‘It would be insane.’ SC school board spars over one member’s police report on the other
A confrontation between two Midlands school board members has led to one elected official filing a police report on the other, and another round of fireworks at a local school board meeting.
Lexington-Richland 5 board member Catherine Huddle filed a complaint with the Richland County Sheriff’s Department after an exchange at an Oct. 28 board meeting with fellow board member Mike Satterfield. The incident report was attached to the meeting minutes of the most recent board meeting, held Nov. 18.
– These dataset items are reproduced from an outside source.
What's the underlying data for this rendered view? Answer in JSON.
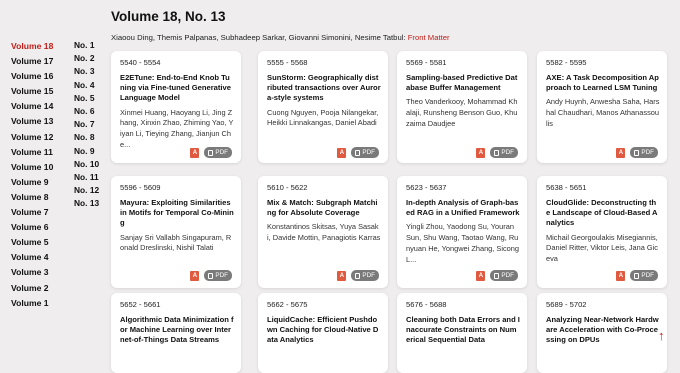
{
  "header": {
    "title": "Volume 18, No. 13",
    "front_matter_authors": "Xiaoou Ding, Themis Palpanas, Subhadeep Sarkar, Giovanni Simonini, Nesime Tatbul:",
    "front_matter_link": "Front Matter"
  },
  "volumes": [
    "Volume 18",
    "Volume 17",
    "Volume 16",
    "Volume 15",
    "Volume 14",
    "Volume 13",
    "Volume 12",
    "Volume 11",
    "Volume 10",
    "Volume 9",
    "Volume 8",
    "Volume 7",
    "Volume 6",
    "Volume 5",
    "Volume 4",
    "Volume 3",
    "Volume 2",
    "Volume 1"
  ],
  "active_volume": "Volume 18",
  "numbers": [
    "No. 1",
    "No. 2",
    "No. 3",
    "No. 4",
    "No. 5",
    "No. 6",
    "No. 7",
    "No. 8",
    "No. 9",
    "No. 10",
    "No. 11",
    "No. 12",
    "No. 13"
  ],
  "pdf_label": "PDF",
  "acrobat_glyph": "A",
  "scroll_top_icon": "↑",
  "papers": [
    {
      "pages": "5540 - 5554",
      "title": "E2ETune: End-to-End Knob Tuning via Fine-tuned Generative Language Model",
      "authors": "Xinmei Huang, Haoyang Li, Jing Zhang, Xinxin Zhao, Zhiming Yao, Yiyan Li, Tieying Zhang, Jianjun Che..."
    },
    {
      "pages": "5555 - 5568",
      "title": "SunStorm: Geographically distributed transactions over Aurora-style systems",
      "authors": "Cuong Nguyen, Pooja Nilangekar, Heikki Linnakangas, Daniel Abadi"
    },
    {
      "pages": "5569 - 5581",
      "title": "Sampling-based Predictive Database Buffer Management",
      "authors": "Theo Vanderkooy, Mohammad Khalaji, Runsheng Benson Guo, Khuzaima Daudjee"
    },
    {
      "pages": "5582 - 5595",
      "title": "AXE: A Task Decomposition Approach to Learned LSM Tuning",
      "authors": "Andy Huynh, Anwesha Saha, Harshal Chaudhari, Manos Athanassoulis"
    },
    {
      "pages": "5596 - 5609",
      "title": "Mayura: Exploiting Similarities in Motifs for Temporal Co-Mining",
      "authors": "Sanjay Sri Vallabh Singapuram, Ronald Dreslinski, Nishil Talati"
    },
    {
      "pages": "5610 - 5622",
      "title": "Mix & Match: Subgraph Matching for Absolute Coverage",
      "authors": "Konstantinos Skitsas, Yuya Sasaki, Davide Mottin, Panagiotis Karras"
    },
    {
      "pages": "5623 - 5637",
      "title": "In-depth Analysis of Graph-based RAG in a Unified Framework",
      "authors": "Yingli Zhou, Yaodong Su, Youran Sun, Shu Wang, Taotao Wang, Runyuan He, Yongwei Zhang, Sicong L..."
    },
    {
      "pages": "5638 - 5651",
      "title": "CloudGlide: Deconstructing the Landscape of Cloud-Based Analytics",
      "authors": "Michail Georgoulakis Misegiannis, Daniel Ritter, Viktor Leis, Jana Giceva"
    },
    {
      "pages": "5652 - 5661",
      "title": "Algorithmic Data Minimization for Machine Learning over Internet-of-Things Data Streams",
      "authors": ""
    },
    {
      "pages": "5662 - 5675",
      "title": "LiquidCache: Efficient Pushdown Caching for Cloud-Native Data Analytics",
      "authors": ""
    },
    {
      "pages": "5676 - 5688",
      "title": "Cleaning both Data Errors and Inaccurate Constraints on Numerical Sequential Data",
      "authors": ""
    },
    {
      "pages": "5689 - 5702",
      "title": "Analyzing Near-Network Hardware Acceleration with Co-Processing on DPUs",
      "authors": ""
    }
  ]
}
In a written statement included in the minutes alongside the report, Huddle writes that Satterfield confronted her during a break at the October meeting over an election mailer that was sent out ahead of the Nov. 5 election endorsing Huddle’s re-election by the Defeating Communism PAC. The mailer was critical of Chapin High School English teacher Mary Wood’s decision to teach a book about a Black man’s perspective of racism in American society. Wood is Satterfield’s daughter.
“He was less than a foot from my face,” Huddle wrote. “He was yelling in my face ‘you did this! This is your fault! This is on you!’” as Satterfield held up a cell phone with an image of the election mailer.
“I had no idea what it was and told him so,” Huddle said. “He kept yelling ‘you did this!’ and ‘this is on you!’ I felt extremely intimidated and threatened even though he didn’t touch me. I have never been yelled at with such loudness and proximity in my life. I was so frightened that I burst into tears.”
Another board member “came in and got Satterfield to leave” and Huddle “went into the bathroom to calm down.” She said she heard Satterfield continuing to yell from the other room, and when she returned to the meeting area he was gone and did not return for the rest of the meeting.
“Based on this incident and his failure to apologize, I believe Mike Satterfield should not be on our board,” a hand-written addendum to the typed statement says.
The report says Huddle contacted the sheriff’s department after the meeting to report a “civil disturbance.”
At Monday’s school board meeting, Satterfield said the report and Huddle’s preamble are “not official.”
“It’s called a citizen’s complaint,” he said. “Anybody can call up and make a complaint. It doesn’t mean anything. It doesn’t mean there’s an investigation. They never talked to me. It’s one-sided.”
Satterfield, a former principal at Chapin High School, summed it up as “cutting and pasting stuff from Facebook, which I’ve had to deal with that with adolescents.”
Satterfield declined to address Huddle’s allegations when contacted by The State earlier Monday, but after an initial version of this story posted online, his wife Kathryn Clark Satterfield replied in the comments on The State’s Facebook page, saying her husband had not sought out Huddle but their paths happened to cross in the hallway.
“He did raise his voice, but did not yell or scream at her as she states,” Kathryn Satterfield said. “He was obviously quite upset as any parent would be.”
It was the first time Satterfield himself had seen the flier, and he left the meeting to go see his daughter and grandchildren and ensure they were safe, his wife wrote.
“Ms. Huddle wanted the deputies present to press charges or file a report,” Ms. Satterfield claims, “but she was told my husband had done nothing wrong.”
Huddle also writes in the minutes that board vice chair Kevin Scully “was present when Mr. Satterfield verbally attacked me and did nothing to stop the attack. ... This individual clearly cannot be trusted to conduct himself in a manner consistent with being an officer of a school board.” Scully had been elected vice chair at the Nov. 18 meeting of the newly-elected school board.
Huddle also attached several screenshots of Facebook comments Scully made before his 2022 election to the board calling former board member Ken Loveless “Crooked Ken” and blaming issues in the district on “an incompetent, micromanaging board majority and an ineffective and weak superintendent.” Those comments are cited in an ongoing defamation lawsuit against Scully brought by Loveless.
On Monday, Scully cited that lawsuit in moving to pull Huddle’s additions from the minutes.
“The district could be placing itself in legal jeopardy if publishes it,” Scully said. “It would be insane for us to do that.”
But Huddle said state law allows a board member to have outside items placed in the minutes. “It’s a motion to violate the law, in my opinion,” she said of Scully’s motion. “It would violate my freedom of speech, and I would consider anyone who votes for it to be acting outside their official duties as trustees.”
Huddle added that Satterfield and Scully should recuse themselves from a vote on an item addressing their own conduct.
But both men said a statement of Huddle’s opinion about her colleagues was not relevant to any item before the board Monday. “It’s not board business,” Satterfield said.
The board voted 3-2 to remove the items, with Scott Herring joining Satterfield and Scully in voting to take Huddle’s additions out, and Jason Baynham voting with Huddle to keep them. Board member Elizabeth Barnhardt was absent Monday, and board chair Kimberly Snipes abstained.